R16 or R16J CPU

I been seeing references to the 2 different versions of the CPU we use, whats the difference, I have a 3.1 board with an R16

I’ll start by saying, you are not missing out on anything having one, and not the other. If that’s your main concern, you can rest easy that for all intents and purposes, they are the same.

So, from a functional point of view, here’s what I’ve found.
I’ve gotten my hands on both an R16 (two of them) and an R16J board, in an attempt to find out why on earth some people have the flickering screen problem.

All three of my boards don’t exhibit any problems which is frustrating!

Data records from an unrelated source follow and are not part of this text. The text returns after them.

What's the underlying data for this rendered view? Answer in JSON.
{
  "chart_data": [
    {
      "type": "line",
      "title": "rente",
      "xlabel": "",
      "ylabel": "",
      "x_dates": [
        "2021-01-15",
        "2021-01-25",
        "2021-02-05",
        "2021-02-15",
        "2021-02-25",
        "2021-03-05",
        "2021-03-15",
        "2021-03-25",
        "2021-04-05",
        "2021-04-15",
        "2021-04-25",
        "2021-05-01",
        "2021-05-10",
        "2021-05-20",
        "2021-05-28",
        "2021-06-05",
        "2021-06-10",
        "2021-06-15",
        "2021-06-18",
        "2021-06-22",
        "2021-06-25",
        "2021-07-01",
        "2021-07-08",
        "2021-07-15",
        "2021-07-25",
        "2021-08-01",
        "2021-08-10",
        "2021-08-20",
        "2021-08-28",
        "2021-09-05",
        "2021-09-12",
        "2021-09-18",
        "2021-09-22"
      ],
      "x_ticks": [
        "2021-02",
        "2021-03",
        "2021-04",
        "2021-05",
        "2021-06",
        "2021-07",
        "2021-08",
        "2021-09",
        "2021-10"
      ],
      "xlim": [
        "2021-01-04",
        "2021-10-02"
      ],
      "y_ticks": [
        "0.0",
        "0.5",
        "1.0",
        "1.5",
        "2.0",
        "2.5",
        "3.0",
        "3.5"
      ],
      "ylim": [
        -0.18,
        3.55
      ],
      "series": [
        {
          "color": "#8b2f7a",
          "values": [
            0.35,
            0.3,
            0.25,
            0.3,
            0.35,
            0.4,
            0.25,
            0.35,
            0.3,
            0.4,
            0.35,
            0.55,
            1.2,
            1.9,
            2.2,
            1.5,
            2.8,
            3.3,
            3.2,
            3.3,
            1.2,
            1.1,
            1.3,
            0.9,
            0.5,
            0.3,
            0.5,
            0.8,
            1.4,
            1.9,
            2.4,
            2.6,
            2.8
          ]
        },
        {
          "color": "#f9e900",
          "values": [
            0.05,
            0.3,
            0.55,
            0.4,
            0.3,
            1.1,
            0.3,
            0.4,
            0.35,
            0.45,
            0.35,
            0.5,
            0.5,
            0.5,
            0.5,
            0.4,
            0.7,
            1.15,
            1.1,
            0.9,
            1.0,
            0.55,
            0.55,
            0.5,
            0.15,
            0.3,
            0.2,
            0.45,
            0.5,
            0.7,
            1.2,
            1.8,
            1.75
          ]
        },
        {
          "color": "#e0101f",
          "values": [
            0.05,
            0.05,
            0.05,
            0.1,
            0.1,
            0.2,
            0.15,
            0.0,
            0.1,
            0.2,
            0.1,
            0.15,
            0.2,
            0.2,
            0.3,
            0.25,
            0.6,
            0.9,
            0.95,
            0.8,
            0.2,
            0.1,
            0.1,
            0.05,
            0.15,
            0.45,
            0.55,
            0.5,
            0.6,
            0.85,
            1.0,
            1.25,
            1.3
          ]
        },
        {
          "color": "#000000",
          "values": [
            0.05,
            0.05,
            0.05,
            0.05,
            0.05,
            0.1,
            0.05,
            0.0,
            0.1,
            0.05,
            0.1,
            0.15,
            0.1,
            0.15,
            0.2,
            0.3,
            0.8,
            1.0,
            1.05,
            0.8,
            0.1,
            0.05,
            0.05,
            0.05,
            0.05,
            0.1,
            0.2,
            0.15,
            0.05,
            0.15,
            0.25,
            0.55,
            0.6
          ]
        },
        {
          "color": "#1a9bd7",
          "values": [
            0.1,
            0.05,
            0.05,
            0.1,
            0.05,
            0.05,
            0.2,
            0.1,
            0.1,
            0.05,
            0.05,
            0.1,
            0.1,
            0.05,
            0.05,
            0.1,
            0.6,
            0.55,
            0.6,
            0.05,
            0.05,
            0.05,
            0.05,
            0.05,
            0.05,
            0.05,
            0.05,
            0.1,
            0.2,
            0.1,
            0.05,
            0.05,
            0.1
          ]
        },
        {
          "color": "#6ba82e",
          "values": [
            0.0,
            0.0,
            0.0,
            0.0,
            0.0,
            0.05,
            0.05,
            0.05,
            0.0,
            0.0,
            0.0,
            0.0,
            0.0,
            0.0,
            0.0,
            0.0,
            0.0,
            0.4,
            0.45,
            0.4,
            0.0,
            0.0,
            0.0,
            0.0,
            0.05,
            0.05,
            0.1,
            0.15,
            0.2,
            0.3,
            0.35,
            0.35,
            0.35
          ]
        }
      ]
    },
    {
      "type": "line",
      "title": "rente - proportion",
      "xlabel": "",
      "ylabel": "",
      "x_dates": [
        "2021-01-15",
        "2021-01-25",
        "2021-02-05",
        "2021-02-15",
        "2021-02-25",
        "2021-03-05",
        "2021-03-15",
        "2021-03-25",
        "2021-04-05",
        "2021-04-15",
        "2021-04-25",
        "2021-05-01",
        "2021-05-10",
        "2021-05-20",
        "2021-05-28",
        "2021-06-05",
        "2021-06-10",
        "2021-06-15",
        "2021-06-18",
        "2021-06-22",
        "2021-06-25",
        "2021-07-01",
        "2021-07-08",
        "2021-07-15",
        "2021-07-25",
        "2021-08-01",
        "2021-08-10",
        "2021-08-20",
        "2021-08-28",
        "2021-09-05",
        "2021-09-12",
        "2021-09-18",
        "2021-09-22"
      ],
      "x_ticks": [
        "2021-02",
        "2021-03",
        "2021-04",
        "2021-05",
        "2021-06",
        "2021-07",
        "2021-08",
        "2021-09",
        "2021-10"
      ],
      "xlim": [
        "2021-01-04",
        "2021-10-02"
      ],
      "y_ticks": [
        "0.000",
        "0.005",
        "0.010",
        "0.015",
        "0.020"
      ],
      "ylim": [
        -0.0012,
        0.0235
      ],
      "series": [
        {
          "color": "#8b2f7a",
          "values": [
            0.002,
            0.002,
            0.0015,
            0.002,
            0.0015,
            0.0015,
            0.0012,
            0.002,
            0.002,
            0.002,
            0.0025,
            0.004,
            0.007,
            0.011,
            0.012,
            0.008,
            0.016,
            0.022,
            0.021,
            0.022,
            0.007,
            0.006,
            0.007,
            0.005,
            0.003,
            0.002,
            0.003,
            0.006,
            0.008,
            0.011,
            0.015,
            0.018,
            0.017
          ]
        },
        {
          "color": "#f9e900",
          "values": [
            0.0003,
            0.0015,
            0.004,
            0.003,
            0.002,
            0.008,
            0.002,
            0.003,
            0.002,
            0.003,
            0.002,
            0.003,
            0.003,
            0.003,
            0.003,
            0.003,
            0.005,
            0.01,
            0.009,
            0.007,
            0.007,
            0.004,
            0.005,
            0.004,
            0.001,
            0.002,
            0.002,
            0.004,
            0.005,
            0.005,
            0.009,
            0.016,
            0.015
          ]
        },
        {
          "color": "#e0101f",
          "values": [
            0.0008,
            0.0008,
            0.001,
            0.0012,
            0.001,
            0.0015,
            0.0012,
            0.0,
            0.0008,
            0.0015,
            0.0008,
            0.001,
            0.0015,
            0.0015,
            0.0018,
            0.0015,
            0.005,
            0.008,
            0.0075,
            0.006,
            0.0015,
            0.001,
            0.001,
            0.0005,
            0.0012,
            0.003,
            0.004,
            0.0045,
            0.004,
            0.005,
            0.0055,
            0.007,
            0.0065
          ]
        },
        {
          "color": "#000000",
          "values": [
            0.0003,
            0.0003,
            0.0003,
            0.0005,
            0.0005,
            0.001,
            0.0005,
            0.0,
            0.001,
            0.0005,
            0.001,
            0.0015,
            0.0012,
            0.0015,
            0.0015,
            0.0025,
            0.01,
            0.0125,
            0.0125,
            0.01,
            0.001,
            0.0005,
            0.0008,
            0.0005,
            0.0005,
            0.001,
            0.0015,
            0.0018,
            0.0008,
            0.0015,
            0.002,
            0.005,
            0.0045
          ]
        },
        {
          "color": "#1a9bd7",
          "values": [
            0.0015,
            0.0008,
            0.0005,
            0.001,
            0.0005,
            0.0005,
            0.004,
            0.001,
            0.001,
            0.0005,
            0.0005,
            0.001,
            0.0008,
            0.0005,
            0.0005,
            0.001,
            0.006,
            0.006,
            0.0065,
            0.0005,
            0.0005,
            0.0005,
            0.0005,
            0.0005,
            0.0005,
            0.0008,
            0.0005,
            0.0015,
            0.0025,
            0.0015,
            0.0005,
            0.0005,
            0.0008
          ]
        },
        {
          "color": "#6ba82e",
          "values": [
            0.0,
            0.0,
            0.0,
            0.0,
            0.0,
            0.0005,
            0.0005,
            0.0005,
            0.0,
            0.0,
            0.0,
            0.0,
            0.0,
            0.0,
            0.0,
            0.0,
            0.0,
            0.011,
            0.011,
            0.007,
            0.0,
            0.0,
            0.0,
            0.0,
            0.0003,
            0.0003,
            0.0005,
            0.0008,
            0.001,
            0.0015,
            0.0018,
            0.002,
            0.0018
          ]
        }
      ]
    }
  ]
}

This is across two gameshell hardware sets, using 6 different batteries, and a plethora of SD micro cards.

Polling users who do have the problem, there is a fairly equal mix of people with both board revisions, thus making next no correlation between exhibited problems and board revision.

My conclusion is that the only factor that has stayed the same is the user who built their machine, leading me go believe any differences potentially are user installation/climate/cleanliness etc.

According to https://linux-sunxi.org/R16 , the R16 is a relabelled A33.

The J would no doubt be merely a revision number, that may have different components sourced from elsewhere. Here’s an example of a vendor that sells bulk lots of R16-J’s.


(Most other sources refer to the R16 revision)

I couldn’t find anything specific to the R16, but another allwinner board makes some passing remarks regarding different voltages requires for the J revision of the A20 board. (Page 10)

The points in question being:
The preferred way of powering the board is via the PWR jack with 7-24V DC with a power of at least 5W (usually 6Vx1A, 12Vx0.5A, etc.). This will make the board fully powered and able to power all the peripherals connected to it.
For boards revision J or newer; the voltage applied to the power jack should be (6-16)V for older board revisions

Keep in mind, this is a COMPLETELY different boards so the J revision probably has nothing in common. And even if it was, the range is wide enough for overlap on the off chance there’s a deviation in the battery’s output. So I guess, potentially something to look out for if you’re trying to apply an over/undervoltage mod for overclocking purpose. Ie, nothing that most people should worry about.

This reminds me of the iPhone 6S, and it’s two chipset revisions that caused a big hoo har. At the end of the day, it made barely any difference, but people wanted to complain about having one processor over the other.

Tl;dr. They’re the same chip, just a different revision. One isn’t better than the other. They’re made to do the same thing.